The orange bars show the small amount of energy-related investment intentions in central government’s reporting to the Treasury’s Investment Management System. The black lines show the Commission’s forward guidance on investment demand.
7.4.8. Key issues and opportunities
- Pricing: The energy transition may require network investment ahead of demand to facilitate decarbonisation. Pricing approaches will need to consider investment risk and affordability for users during the transition period. Affordability and reliability of energy could in turn affect economic outcomes for energy-using industries and the pace at which households and businesses convert from fossil fuels to electricity.
- Coordination: Electricity is expected to play a major role in meeting our 2050 legislated emissions goals. Coordination between increased investment in generation, transmission distribution and distributed energy resources (for example, home solar and batteries) will be required.
- Governance: While economic regulation has worked well for transmission and distribution providers, perceptions among the public indicate low confidence in prices reflecting costs.
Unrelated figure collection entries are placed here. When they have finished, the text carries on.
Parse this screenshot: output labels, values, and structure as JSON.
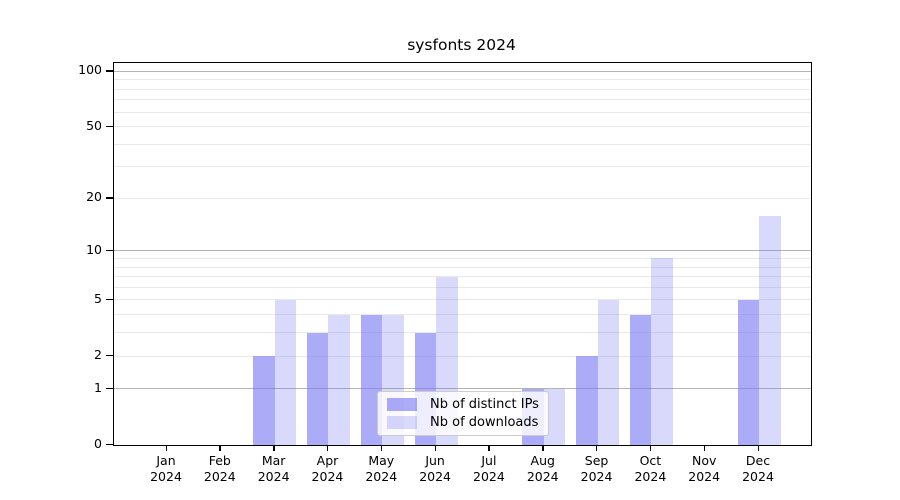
{
  "figure": {
    "title": "sysfonts 2024"
  },
  "legend": {
    "items": [
      {
        "label": "Nb of distinct IPs"
      },
      {
        "label": "Nb of downloads"
      }
    ]
  },
  "chart_data": {
    "type": "bar",
    "title": "sysfonts 2024",
    "categories": [
      {
        "month": "Jan",
        "year": "2024"
      },
      {
        "month": "Feb",
        "year": "2024"
      },
      {
        "month": "Mar",
        "year": "2024"
      },
      {
        "month": "Apr",
        "year": "2024"
      },
      {
        "month": "May",
        "year": "2024"
      },
      {
        "month": "Jun",
        "year": "2024"
      },
      {
        "month": "Jul",
        "year": "2024"
      },
      {
        "month": "Aug",
        "year": "2024"
      },
      {
        "month": "Sep",
        "year": "2024"
      },
      {
        "month": "Oct",
        "year": "2024"
      },
      {
        "month": "Nov",
        "year": "2024"
      },
      {
        "month": "Dec",
        "year": "2024"
      }
    ],
    "series": [
      {
        "key": "ips",
        "name": "Nb of distinct IPs",
        "color": "rgba(120,120,242,0.62)",
        "values": [
          0,
          0,
          2,
          3,
          4,
          3,
          0,
          1,
          2,
          4,
          0,
          5
        ]
      },
      {
        "key": "downloads",
        "name": "Nb of downloads",
        "color": "rgba(120,120,242,0.28)",
        "values": [
          0,
          0,
          5,
          4,
          4,
          7,
          0,
          1,
          5,
          9,
          0,
          16
        ]
      }
    ],
    "y_axis": {
      "scale": "log1p",
      "tick_values": [
        0,
        1,
        2,
        5,
        10,
        20,
        50,
        100
      ],
      "major_gridlines": [
        1,
        10,
        100
      ],
      "minor_gridlines": [
        2,
        3,
        4,
        5,
        6,
        7,
        8,
        9,
        20,
        30,
        40,
        50,
        60,
        70,
        80,
        90
      ],
      "range": [
        0,
        114
      ]
    },
    "grid": true,
    "legend_position": "bottom-center",
    "colors": {
      "axis": "#000000",
      "grid_major": "#b4b4b4",
      "grid_minor": "#e9e9e9",
      "background": "#ffffff"
    }
  }
}
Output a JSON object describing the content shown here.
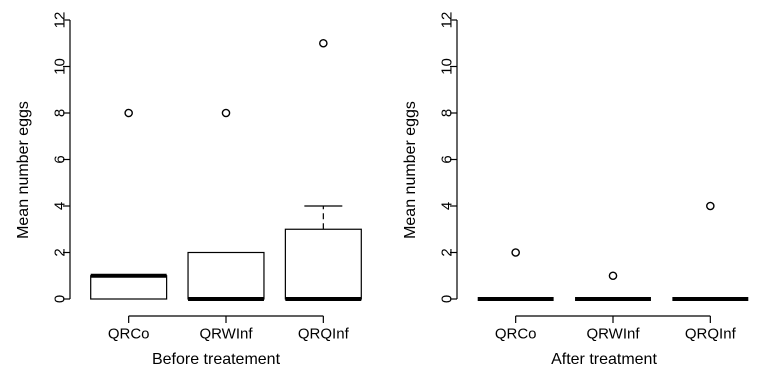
{
  "chart_data": [
    {
      "type": "boxplot",
      "xlabel": "Before treatement",
      "ylabel": "Mean number eggs",
      "ylim": [
        0,
        12
      ],
      "yticks": [
        0,
        2,
        4,
        6,
        8,
        10,
        12
      ],
      "categories": [
        "QRCo",
        "QRWInf",
        "QRQInf"
      ],
      "boxes": [
        {
          "category": "QRCo",
          "whisker_low": 0,
          "q1": 0,
          "median": 1,
          "q3": 1,
          "whisker_high": 1,
          "outliers": [
            8
          ]
        },
        {
          "category": "QRWInf",
          "whisker_low": 0,
          "q1": 0,
          "median": 0,
          "q3": 2,
          "whisker_high": 2,
          "outliers": [
            8
          ]
        },
        {
          "category": "QRQInf",
          "whisker_low": 0,
          "q1": 0,
          "median": 0,
          "q3": 3,
          "whisker_high": 4,
          "outliers": [
            11
          ]
        }
      ]
    },
    {
      "type": "boxplot",
      "xlabel": "After treatment",
      "ylabel": "Mean number eggs",
      "ylim": [
        0,
        12
      ],
      "yticks": [
        0,
        2,
        4,
        6,
        8,
        10,
        12
      ],
      "categories": [
        "QRCo",
        "QRWInf",
        "QRQInf"
      ],
      "boxes": [
        {
          "category": "QRCo",
          "whisker_low": 0,
          "q1": 0,
          "median": 0,
          "q3": 0,
          "whisker_high": 0,
          "outliers": [
            2
          ]
        },
        {
          "category": "QRWInf",
          "whisker_low": 0,
          "q1": 0,
          "median": 0,
          "q3": 0,
          "whisker_high": 0,
          "outliers": [
            1
          ]
        },
        {
          "category": "QRQInf",
          "whisker_low": 0,
          "q1": 0,
          "median": 0,
          "q3": 0,
          "whisker_high": 0,
          "outliers": [
            4
          ]
        }
      ]
    }
  ]
}
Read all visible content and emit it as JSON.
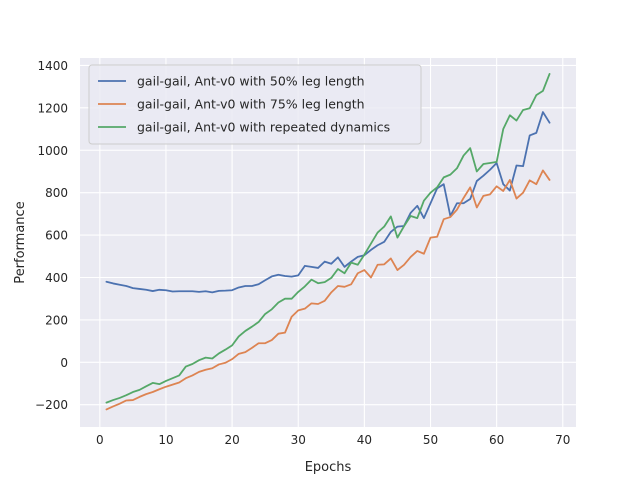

Improving transparency around investment intentions may help improve this.
- Efficient regulation: Accommodating new generation, network expansion and distributed energy will require enabling resource management direction.
- Policy certainty: Policy uncertainty may continue to have an impact on future electricity demand. These include policies related to the Emissions Trading Scheme (ETS), the government’s role in managing dry-year risk, and other complementary policies such as the former Clean Car Discount. Long-term decline in gas supply and demand will require gas distributors and users to adapt, which may mean adopting emerging technologies (e.g., hydrogen or biogas) or demand management options.